Huntington is about the same amount of time from workplaces in southwest Fort Wayne and the General Motors plant and other workplaces in Lafayette Township, Holloway points out. And the small towns have amenities such as restaurants and recreation.

"If we don’t have it here, it’s just a short jaunt down the road," he says, adding that the towns are also within commuting distance for IPFW and other colleges. 

Another asset of New Haven and Bluffton is their schools, the two real estate professionals say. 

"The school system (East Allen County Schools) got some knocks there for a while, but they’re an A school system now," McMichael says. Holloway touts the small size of Bluffton classes as enabling students to get more individualized instruction and more opportunities to participate on sports teams – which, he says, the community enthusiastically supports.

As for the reasons New Haven homes may be priced less, McMichael says they generally were developed at times when land in the area cost less. Development costs also remain a bit lower in the New Haven area, he notes, and some homes may not be built on basements, which add cost.

Bluffton remains largely a farming community, and there is more land potentially available and more easily developed at lower prices than in Allen County, according to Holloway.  

Although local statistics don’t separate four-bedroom, two-bath houses from other properties, the average price of New Haven homes sold through Realtors was about $108,000. That compares with $139,535 in Fort Wayne and $143,073 in Allen County, including Fort Wayne.

The 2015 average sold price was $106,159 in Huntington County and $113,485 in Wells County, which includes Bluffton.

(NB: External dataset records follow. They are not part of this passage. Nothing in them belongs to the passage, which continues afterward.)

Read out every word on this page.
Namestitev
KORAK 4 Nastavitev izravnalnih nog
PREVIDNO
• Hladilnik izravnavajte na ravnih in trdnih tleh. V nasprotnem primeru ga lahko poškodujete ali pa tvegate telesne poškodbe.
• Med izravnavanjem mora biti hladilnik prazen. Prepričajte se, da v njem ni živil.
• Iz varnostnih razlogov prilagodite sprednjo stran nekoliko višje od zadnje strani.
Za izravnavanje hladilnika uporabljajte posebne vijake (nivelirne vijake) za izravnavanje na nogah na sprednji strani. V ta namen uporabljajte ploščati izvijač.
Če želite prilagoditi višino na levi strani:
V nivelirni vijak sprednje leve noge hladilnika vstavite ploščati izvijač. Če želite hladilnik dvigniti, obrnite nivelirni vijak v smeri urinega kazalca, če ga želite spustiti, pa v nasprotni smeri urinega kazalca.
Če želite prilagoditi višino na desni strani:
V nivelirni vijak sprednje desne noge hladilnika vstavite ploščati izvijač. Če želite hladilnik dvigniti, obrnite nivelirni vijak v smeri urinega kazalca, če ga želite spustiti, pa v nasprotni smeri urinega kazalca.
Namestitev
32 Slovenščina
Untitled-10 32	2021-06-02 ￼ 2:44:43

The numbers were compiled by the multiple listing service of Upstar, the Upstate Alliance of Realtors, which is based in Fort Wayne.

If there’s a downside to the affordability picture, it may be that four-bedroom, two-bath homes in the three municipalities may be somewhat hard to find. 

Last week, Upstar’s multiple listing service had 13 for sale in New Haven, 10 in Bluffton and 23 in Huntington. Homes in the three areas last year stayed on the market about two months. 

But once found, a New Haven, Huntington or Bluffton house can really fill the bill for some buyers.

Nick and Abby Buis found their four-bedroom, three-bath house in New Haven’s Windsor Pointe for about $118,000 about a year and a half ago. 

The traditional two-story house on a cul-de-sac has a two-car attached garage and is only two minutes by car from school for their three daughters, who are 10, 7 and 5.

Abby Buis, a stay-at-home mom, says the home didn’t need repairs when they bought it with the assistance of a Veterans Administration loan.

However, the couple did make some updates, including replacing carpet with laminate flooring in the dining room and installing a permanent flagpole in the front yard so Nick, an Army veteran who served in Iraq, can show his American military pride.

"We’d been renting for 11 years and moving around," Abby says. "We were excited just to get a house, but to find a home – this home, in this neighborhood – is great. I feel safe here at all times of the day.

"We love this house. It’s more than enough room for our family of five. We still have closets we’re not using," she added.

"There’s no reason for us to move. We fit here, and we’ve got room to grow."